Skyline, which has about 50 employees, plans to use the pilot project to figure out how well its technology can generate electricity and what other changes should be made to reduce labor and material costs.
For example, the company installed six single-axis trackers in one row of reflectors but used only three trackers for another row to gauge the benefits and disadvantages of using fewer trackers. The system also sports solar cells from different suppliers in Europe and Asia, though MacDonald declined to disclose their names.
All these efforts would enable the company to tweak the system's design and get ready for a product launch in the fall, said Teresa Trowbridge, director of reliability for Skyline.
The pilot system is consisted of slightly curved steel reflectors coated with silver and titanium dioxide for protecting the equipment from the elements, MacDonald said. The reflectors concentrate and direct the sunlight onto monocrystalline solar cells, which can convert sunlight more efficiently than the cheaper multicrystalline solar cells. Most of the solar panels sold on the market today are made with these two types of cells.

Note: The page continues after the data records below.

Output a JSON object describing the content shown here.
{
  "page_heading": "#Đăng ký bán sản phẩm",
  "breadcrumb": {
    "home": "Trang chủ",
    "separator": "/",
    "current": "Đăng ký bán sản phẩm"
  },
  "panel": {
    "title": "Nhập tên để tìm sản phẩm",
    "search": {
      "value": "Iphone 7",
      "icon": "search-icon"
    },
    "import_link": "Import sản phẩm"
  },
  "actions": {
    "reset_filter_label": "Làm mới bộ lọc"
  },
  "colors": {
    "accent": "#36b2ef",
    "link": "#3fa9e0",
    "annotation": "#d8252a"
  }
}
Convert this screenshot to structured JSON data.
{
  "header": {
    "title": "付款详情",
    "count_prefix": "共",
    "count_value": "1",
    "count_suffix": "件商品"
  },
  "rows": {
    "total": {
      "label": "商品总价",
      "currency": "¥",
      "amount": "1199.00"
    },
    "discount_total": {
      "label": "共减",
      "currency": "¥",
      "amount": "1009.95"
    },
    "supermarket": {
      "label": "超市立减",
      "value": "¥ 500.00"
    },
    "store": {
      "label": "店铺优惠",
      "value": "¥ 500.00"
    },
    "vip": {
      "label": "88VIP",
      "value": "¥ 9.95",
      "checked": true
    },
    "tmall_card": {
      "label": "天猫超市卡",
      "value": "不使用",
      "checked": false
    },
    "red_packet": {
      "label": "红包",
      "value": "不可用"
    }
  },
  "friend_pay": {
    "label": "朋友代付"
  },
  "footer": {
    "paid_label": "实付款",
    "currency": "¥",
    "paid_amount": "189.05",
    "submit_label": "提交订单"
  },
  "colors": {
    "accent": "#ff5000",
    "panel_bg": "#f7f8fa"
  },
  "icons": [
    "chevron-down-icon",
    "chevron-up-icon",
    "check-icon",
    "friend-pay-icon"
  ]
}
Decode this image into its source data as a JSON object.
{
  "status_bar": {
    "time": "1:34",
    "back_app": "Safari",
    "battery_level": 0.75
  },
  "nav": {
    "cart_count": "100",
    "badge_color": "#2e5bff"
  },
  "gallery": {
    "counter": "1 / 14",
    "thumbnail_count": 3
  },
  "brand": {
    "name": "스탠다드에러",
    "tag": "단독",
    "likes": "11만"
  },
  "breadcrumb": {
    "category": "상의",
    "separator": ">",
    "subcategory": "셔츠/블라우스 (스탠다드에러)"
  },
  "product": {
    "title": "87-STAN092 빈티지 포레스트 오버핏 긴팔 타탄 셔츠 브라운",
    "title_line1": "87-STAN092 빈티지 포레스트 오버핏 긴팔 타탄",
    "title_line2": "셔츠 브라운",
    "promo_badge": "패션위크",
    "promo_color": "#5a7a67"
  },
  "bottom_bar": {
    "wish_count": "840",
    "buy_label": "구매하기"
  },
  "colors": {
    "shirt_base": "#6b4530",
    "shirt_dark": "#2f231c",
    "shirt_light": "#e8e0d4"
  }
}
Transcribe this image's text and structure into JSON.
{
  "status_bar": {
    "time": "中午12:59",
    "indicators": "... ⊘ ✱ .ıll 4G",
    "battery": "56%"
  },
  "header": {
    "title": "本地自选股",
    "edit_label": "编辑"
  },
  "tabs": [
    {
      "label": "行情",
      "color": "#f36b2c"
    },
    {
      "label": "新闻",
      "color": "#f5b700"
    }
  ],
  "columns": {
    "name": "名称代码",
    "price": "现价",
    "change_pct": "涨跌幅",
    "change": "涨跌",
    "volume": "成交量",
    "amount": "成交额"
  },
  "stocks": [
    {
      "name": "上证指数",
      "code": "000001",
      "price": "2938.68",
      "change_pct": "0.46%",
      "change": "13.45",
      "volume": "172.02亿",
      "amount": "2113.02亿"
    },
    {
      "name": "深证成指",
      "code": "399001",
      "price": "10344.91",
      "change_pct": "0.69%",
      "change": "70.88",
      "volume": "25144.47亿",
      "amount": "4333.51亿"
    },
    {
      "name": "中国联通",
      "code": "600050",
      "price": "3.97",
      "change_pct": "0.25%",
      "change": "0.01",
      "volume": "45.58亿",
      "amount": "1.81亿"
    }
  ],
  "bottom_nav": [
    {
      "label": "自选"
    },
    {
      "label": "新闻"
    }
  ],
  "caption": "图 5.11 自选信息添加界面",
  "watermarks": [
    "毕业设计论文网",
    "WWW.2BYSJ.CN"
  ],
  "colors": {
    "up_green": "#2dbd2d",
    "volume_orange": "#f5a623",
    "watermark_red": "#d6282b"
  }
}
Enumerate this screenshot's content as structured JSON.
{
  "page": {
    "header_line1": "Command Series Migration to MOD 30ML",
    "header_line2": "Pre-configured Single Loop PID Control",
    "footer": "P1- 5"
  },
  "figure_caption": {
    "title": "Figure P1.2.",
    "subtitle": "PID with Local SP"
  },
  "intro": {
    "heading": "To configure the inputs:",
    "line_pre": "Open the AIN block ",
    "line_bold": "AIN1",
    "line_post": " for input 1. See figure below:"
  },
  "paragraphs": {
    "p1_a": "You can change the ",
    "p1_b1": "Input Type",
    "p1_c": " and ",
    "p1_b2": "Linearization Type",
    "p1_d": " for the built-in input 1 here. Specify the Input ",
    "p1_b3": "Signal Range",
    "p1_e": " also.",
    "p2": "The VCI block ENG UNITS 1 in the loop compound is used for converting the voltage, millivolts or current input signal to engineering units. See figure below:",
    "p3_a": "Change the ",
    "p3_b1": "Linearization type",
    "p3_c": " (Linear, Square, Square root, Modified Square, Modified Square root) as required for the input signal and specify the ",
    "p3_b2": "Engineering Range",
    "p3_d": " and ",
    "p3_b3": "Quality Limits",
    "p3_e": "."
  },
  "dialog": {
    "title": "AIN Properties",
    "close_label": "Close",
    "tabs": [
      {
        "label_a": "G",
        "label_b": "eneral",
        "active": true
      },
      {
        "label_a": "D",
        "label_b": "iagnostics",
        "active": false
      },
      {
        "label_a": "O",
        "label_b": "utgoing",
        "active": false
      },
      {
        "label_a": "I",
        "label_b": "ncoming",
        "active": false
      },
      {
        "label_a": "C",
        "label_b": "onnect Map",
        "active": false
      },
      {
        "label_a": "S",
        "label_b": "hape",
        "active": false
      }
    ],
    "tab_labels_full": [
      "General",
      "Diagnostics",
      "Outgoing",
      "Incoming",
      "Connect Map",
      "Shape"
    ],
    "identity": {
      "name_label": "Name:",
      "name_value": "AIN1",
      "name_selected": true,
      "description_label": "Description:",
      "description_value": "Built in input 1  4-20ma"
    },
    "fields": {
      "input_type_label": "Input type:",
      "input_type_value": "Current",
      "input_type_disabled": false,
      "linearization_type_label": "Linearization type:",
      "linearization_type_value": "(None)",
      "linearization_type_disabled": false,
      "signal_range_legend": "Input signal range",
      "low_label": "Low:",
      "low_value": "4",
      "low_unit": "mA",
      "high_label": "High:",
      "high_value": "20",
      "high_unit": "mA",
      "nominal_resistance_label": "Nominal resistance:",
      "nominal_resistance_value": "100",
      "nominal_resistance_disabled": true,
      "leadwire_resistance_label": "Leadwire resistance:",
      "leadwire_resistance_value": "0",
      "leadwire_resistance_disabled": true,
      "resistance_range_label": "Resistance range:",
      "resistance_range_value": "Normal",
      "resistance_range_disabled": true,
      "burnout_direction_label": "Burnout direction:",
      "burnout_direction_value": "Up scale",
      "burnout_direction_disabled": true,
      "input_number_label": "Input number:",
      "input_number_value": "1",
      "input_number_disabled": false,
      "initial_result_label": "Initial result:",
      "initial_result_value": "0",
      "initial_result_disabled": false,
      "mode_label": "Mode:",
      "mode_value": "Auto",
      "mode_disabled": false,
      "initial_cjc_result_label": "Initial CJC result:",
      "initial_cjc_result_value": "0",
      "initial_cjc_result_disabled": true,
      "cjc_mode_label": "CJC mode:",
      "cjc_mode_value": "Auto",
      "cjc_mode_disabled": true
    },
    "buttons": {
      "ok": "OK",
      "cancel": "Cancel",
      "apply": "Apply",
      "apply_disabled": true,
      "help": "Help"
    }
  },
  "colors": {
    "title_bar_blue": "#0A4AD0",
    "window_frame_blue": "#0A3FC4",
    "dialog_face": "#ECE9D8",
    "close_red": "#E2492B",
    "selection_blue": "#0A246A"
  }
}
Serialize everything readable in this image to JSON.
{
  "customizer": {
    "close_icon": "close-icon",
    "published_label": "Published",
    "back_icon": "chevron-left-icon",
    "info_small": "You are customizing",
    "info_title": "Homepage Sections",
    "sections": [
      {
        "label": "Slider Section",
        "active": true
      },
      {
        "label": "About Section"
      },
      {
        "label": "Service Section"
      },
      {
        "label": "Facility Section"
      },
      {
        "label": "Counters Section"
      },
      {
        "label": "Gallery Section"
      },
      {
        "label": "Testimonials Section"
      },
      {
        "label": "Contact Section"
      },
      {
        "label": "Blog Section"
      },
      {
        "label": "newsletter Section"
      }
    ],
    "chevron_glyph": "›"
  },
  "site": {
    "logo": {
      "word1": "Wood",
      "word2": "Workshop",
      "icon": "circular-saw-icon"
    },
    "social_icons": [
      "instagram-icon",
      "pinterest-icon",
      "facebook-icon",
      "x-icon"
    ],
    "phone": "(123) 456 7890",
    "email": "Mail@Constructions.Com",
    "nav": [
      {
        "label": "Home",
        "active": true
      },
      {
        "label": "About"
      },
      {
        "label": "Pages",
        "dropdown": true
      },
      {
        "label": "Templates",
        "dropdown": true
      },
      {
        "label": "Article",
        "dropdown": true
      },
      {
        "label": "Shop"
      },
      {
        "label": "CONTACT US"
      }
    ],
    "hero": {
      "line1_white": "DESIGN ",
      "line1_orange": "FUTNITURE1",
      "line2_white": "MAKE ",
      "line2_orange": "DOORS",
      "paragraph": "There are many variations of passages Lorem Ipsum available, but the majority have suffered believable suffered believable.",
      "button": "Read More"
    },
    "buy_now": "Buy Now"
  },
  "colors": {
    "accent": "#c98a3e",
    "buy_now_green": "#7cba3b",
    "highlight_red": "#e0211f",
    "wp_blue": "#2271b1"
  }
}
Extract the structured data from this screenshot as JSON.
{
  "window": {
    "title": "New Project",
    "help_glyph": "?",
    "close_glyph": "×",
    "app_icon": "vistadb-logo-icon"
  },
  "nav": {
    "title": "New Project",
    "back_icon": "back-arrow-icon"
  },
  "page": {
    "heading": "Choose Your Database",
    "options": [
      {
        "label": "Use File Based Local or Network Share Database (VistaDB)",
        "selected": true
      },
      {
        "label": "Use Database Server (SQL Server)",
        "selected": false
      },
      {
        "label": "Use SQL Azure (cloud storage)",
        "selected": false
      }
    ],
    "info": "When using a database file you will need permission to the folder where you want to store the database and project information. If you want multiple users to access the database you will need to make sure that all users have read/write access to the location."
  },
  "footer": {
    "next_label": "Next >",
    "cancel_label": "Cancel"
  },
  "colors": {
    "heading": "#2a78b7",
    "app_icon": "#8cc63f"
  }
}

By boosting the sunlight 10 times its usual intensity, the system wouldn't need to use as much silicon to produce ample power. This approach was especially attractive when silicon prices were high a few years ago, leading solar panel makers to compete fiercely for the raw material. It might not be so anymore, however, given the decline of silicon prices, said Eric Wesoff, a senior analyst with GTM Research (see CPV: Stuck in the Middle and Polysilicon Prices Head for a Steep Fall).
Some of the other concentrating photovoltaic startups, such as SolFocus and GreenVolts, are pursuing what's called "high concentration PV" technologies because their systems could enhance the sunlight's intensity hundreds of times. These companies also use solar cells built with more expensive but highly efficient materials such as gallium-arsenide (see SolFocus Boosts Solar Efficiency).
MacDonald contended that the abundance of silicon would in fact be an advantage for Skyline to market its technology. And low concentrating technology is cheaper to deploy than the high concentration variety, he added.
"We are looking for materials that are widely available," MacDonald said. "If we want to have an impact as an industry, we have to be able to scale up to hundreds of gigawatts per year."
Indeed, the key to all these startups' success is to be able to produce electricity cheaply. They are competing not only with fellow concentrating PV companies, but also those developing solar-thermal power and solar-panel systems. Skyline wants to build systems for commercial, industrial and municipal customers. MacDonald said the company also is interested in talking to real estate developers who are building residential communities with land set aside for renewable power projects.
MacDonald declined to discuss the costs of installing a Skyline system. To build the pilot project, the company bought rolls of aluminum from an air conditioning and heating system maker in Silicon Valley, he said.
Skyline is now working on contracting with an automotive assembly plant in Michigan for the commercial production of its reflectors and other components, MacDonald.